Myth: The value that is assessed by the appraiser must be equivalent to the market value.
Fact: It could be that Washington, like most states, supports the suggestion that the assessed value is the same as the market value; however, this is not often the case. Interior reconstruction that the assessor is unaware of and a lack of reassessment on nearby houses are prime examples of why this occurs.
Myth: The buyer or the seller often will have leverage in the value of the property depending upon for whom the appraiser is working.
Fact: The appraiser has no vested interest in the outcome of the appraisal report and should conduct his task with independence, objectivity and impartiality - no matter for whom the appraisal is provided.
Myth: Any time market value is established, it should equal the replacement cost of the house.
Fact: The way market value is found is based on what a buyer would be willing to pay a willing seller for a property without being under duress from any outside party to buy or sell. The dollar amount demanded to rebuild a home is what constitutes the replacement cost.
Myth: Specific formulae, such as the price per square foot of the property, are what appraisers use to arrive at the worth of a home.
Fact: There are many varied methods that an appraiser will use to make a comprehensive investigation of every factor pertaining to the property, such as the size, location, condition, how close it is to undesirable facilities and the opinion of value of recently sold comparable homes.
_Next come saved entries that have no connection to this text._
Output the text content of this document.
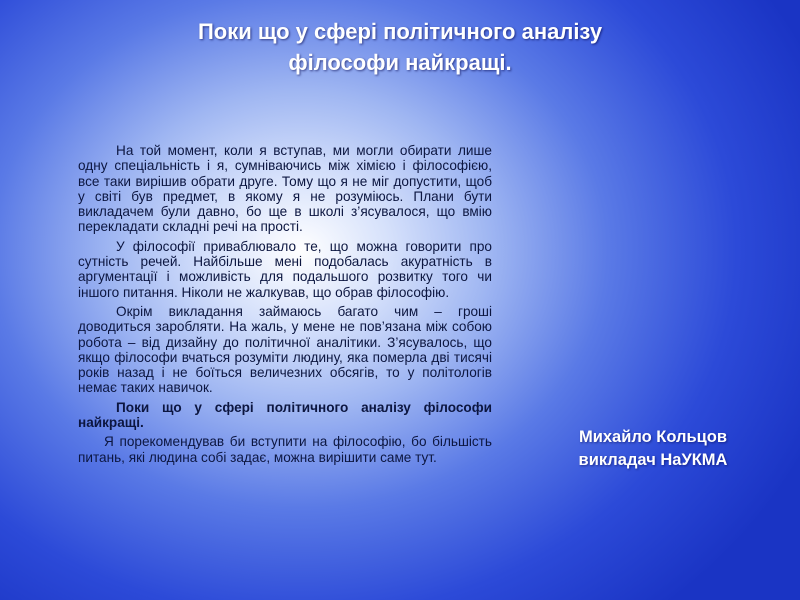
Поки що у сфері політичного аналізу
філософи найкращі.

На той момент, коли я вступав, ми могли обирати лише одну спеціальність і я, сумніваючись між хімією і філософією, все таки вирішив обрати друге. Тому що я не міг допустити, щоб у світі був предмет, в якому я не розуміюсь. Плани бути викладачем були давно, бо ще в школі з’ясувалося, що вмію перекладати складні речі на прості.

У філософії приваблювало те, що можна говорити про сутність речей. Найбільше мені подобалась акуратність в аргументації і можливість для подальшого розвитку того чи іншого питання. Ніколи не жалкував, що обрав філософію.

Окрім викладання займаюсь багато чим – гроші доводиться заробляти. На жаль, у мене не пов’язана між собою робота – від дизайну до політичної аналітики. З’ясувалось, що якщо філософи вчаться розуміти людину, яка померла дві тисячі років назад і не боїться величезних обсягів, то у політологів немає таких навичок.

Поки що у сфері політичного аналізу філософи найкращі.

Я порекомендував би вступити на філософію, бо більшість питань, які людина собі задає, можна вирішити саме тут.

Михайло Кольцов
викладач НаУКМА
Myth: In a powerful economy - when the costs of properties in a given region are found to be appreciating by a particular percentage - the worth of individual homes in the vicinity can be expected to increase by that same percentage.
Fact: All appreciation of value is on an individual basis, found by information on relevant elements and the data of comparable properties. It doesn't matter if the economy is doing well or declining.
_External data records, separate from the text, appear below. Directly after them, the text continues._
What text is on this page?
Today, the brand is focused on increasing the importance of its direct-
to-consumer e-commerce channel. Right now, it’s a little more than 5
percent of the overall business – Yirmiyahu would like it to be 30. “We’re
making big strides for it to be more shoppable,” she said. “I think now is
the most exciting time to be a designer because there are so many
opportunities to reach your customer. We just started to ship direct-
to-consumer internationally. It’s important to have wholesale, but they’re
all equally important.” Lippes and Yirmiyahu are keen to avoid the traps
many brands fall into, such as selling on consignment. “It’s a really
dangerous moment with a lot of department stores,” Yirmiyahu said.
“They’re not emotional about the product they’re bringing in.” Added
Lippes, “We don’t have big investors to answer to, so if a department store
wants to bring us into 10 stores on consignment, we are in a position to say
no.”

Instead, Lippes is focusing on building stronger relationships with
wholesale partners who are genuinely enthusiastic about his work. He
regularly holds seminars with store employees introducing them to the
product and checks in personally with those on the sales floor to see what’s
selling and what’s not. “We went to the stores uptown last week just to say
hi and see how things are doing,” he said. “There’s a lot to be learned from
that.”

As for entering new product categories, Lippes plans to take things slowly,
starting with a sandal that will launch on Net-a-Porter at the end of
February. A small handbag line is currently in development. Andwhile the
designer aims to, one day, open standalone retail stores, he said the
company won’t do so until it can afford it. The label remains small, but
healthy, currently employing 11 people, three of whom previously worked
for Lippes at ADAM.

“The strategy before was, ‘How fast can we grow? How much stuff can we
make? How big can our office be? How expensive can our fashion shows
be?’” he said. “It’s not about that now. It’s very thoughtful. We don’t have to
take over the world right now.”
Have other questions about appraisers, appraising or real estate in Clark County or Vancouver, WA?Contact our professional staff
Myth: The property's exterior is determinate of the actual worth of the home; it is unnecessary to do an interior appraisal.
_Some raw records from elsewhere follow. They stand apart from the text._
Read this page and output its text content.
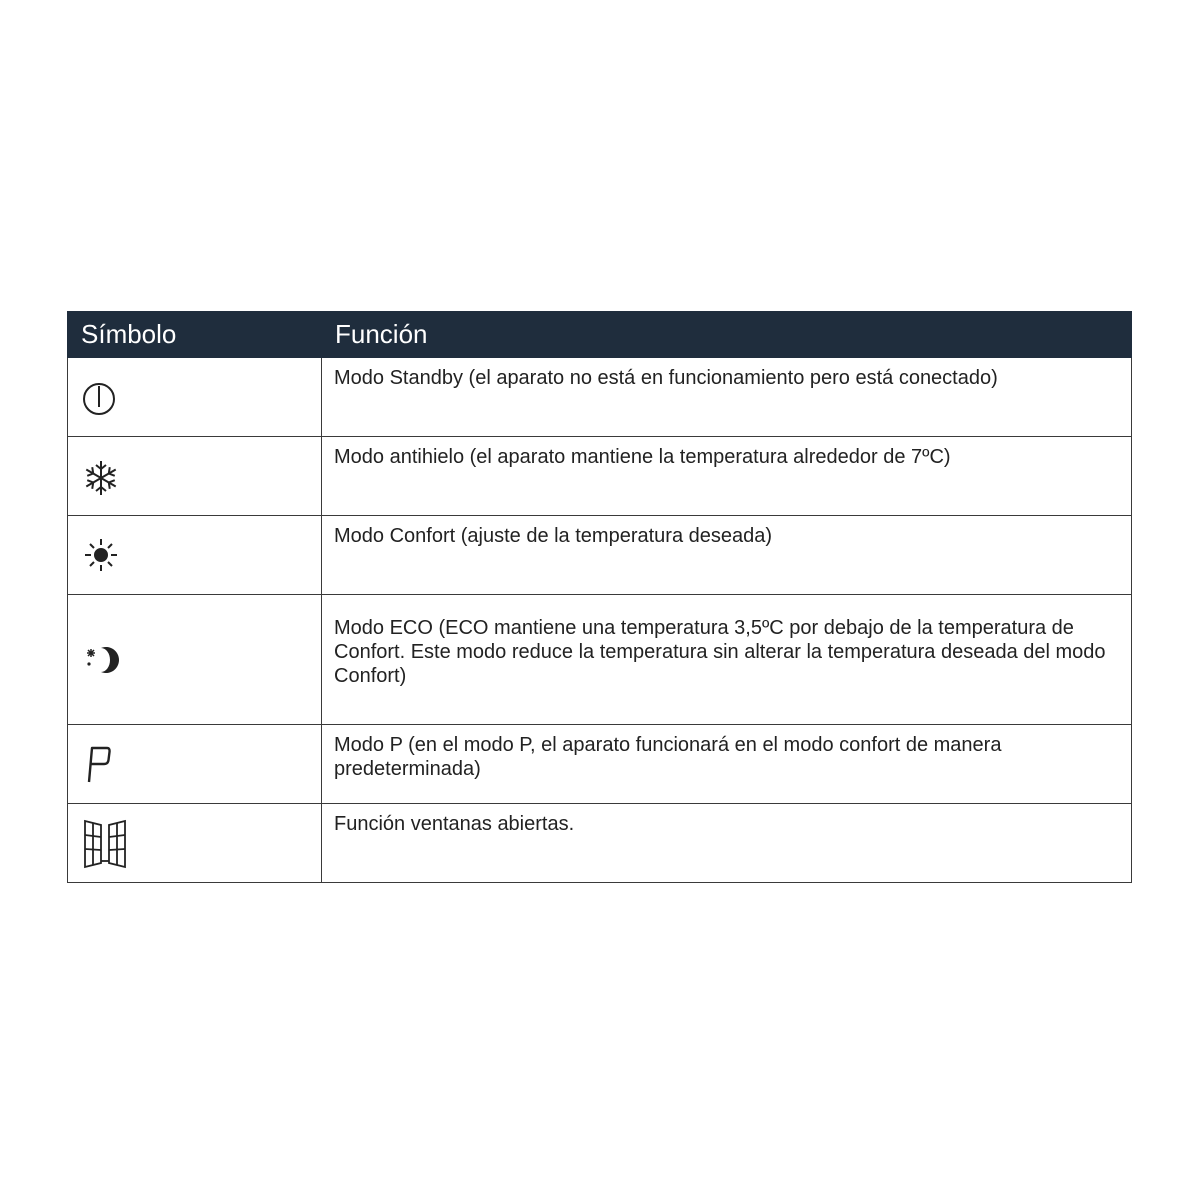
Símbolo	Función

	Modo Standby (el aparato no está en funcionamiento pero está conectado)

	Modo antihielo (el aparato mantiene la temperatura alrededor de 7ºC)

	Modo Confort (ajuste de la temperatura deseada)

	Modo ECO (ECO mantiene una temperatura 3,5ºC por debajo de la temperatura de Confort. Este modo reduce la temperatura sin alterar la temperatura deseada del modo Confort)

	Modo P (en el modo P, el aparato funcionará en el modo confort de manera predeterminada)

	Función ventanas abiertas.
Fact: There are a multitude of different factors that show the value of a house; these factors include location, condition, improvements, amenities, and market trends. An outside-only inspection definitely can't provide all of the data necessary.
Myth: Considering that the consumer is the one who provides the money to pay for the appraisal when applying for a loan for any real estate transaction, by law the appraisal report is theirs.
Fact: Unless a lender releases its vestment in the appraisal report, it is legally owned by the lending company that purchased the appraisal. However, consumers have to be given a copy of the document upon written request, under the Equal Credit Opportunity Act.
Myth: It doesn't concern consumers what's in the report so long as it satisfies the requirements of their lending agency.
Fact: It is very important for consumers to read a copy of their appraisal report so that they can verify the accuracy of the report, in case there is a need to question its accuracy. Remember, this is probably the most expensive and important investment a consumer will ever make. An appraisal report can serve as a record for the future, containing a great deal of data - including, but not limited to the legal and physical description of the property, square footage measurements, list of comparable properties in the neighborhood, neighborhood description and a narrative of current real-estate activity and/or market trends in the vicinity.
Myth: There is no reason to order an appraisal unless you are trying to get an assessment of the worth of a house during a sales transaction involving a lending institution.
Fact: Depending upon their qualifications and designations, appraisers can and do provide a variety of different services, including advice for estate planning, dispute resolution, zoning and tax assessment review and cost/benefit analysis.
Myth: A property inspection serves the same purpose as an appraisal.
Fact: A home inspection report serves a completely different purpose than an appraisal report. An appraiser finds an opinion of value in the appraisal process and resulting report. House inspectors will produce a report that will express the condition of the house and its major components and possible damage.